P R I N G S E W U -(PeNa), Habiskan dana puluhan milyar rupiah, proyek pemasangan jaringan distribusi Sistem Penyediaan Air Minum (SPAM) oleh Dinas Pekerjaan Umum dan Perumahan Rakyat (PUPR) Kabupaten Pringsewu tahun anggaran 2025 disoal banyak warga selaku penerima manfaat.
Penelusuran pelitanusantara.co.id pada sejumlah daerah atau pekon yang menerima manfaat dari proyek tersebut, beberapa warga mengeluhkan soal tidak mengalirnya air meski telah terpasang meteran air didepan rumahnya.
“Kalau meteran terpasang sekitar tiga bulanan yang lalu tapi air tidak mengalir, padahal kami banyak yang membutuhkan,” kata beberapa warga di Pekon Banyuwangi Kecamatan Banyumas ,sambil minta namanya jangan disebut, Selasa (28/07/3026).
Keluhan sejumlah warga dari beberapa dusun di Pekon dari beberapa kecamatanĀ tersebut sangat beralasan, mengingat jaringan pipa SPAM telah terpasang di lingkungannya.
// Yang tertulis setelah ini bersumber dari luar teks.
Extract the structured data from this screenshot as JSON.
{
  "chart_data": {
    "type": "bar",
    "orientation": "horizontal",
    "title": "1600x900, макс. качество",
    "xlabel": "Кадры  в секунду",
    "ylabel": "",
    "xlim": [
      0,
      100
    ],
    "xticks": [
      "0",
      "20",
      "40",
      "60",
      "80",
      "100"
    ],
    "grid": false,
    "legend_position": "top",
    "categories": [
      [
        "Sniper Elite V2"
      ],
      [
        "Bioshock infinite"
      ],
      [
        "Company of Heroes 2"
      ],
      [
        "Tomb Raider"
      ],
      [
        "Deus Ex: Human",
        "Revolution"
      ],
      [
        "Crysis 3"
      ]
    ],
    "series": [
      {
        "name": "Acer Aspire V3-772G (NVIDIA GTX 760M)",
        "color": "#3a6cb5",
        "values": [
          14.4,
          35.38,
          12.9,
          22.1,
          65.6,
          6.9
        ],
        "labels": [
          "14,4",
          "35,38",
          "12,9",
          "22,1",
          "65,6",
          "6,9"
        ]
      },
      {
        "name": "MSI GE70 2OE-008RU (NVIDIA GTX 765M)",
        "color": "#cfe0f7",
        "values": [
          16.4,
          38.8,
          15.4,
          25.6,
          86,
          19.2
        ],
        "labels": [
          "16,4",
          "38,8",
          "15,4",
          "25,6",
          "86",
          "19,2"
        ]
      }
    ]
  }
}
Namun, merasa ada yang janggal kenapa air tidak mengalir.
“Dulu banyak bocor waktu pertama selesai dipasang, tapi katanya sudah diperbaiki. coba dikonfirmasi ke Dinas PUPR jangan ke kantor PAMnya,” kata salah seorang pegawai PDAM Way Sekampung Kabupaten Pringsewu.
Puluhan milyar rupiah yang diserap pada proyek SPAM Kabupaten Pringsewu tersebut diduga menjadi bancakan guna memperkaya diri baik pihak pelaksana (oknum rekanan) maupun oknum pejabat yang menanganinya. Sehingga pekerjaannya terkesan asal jadi.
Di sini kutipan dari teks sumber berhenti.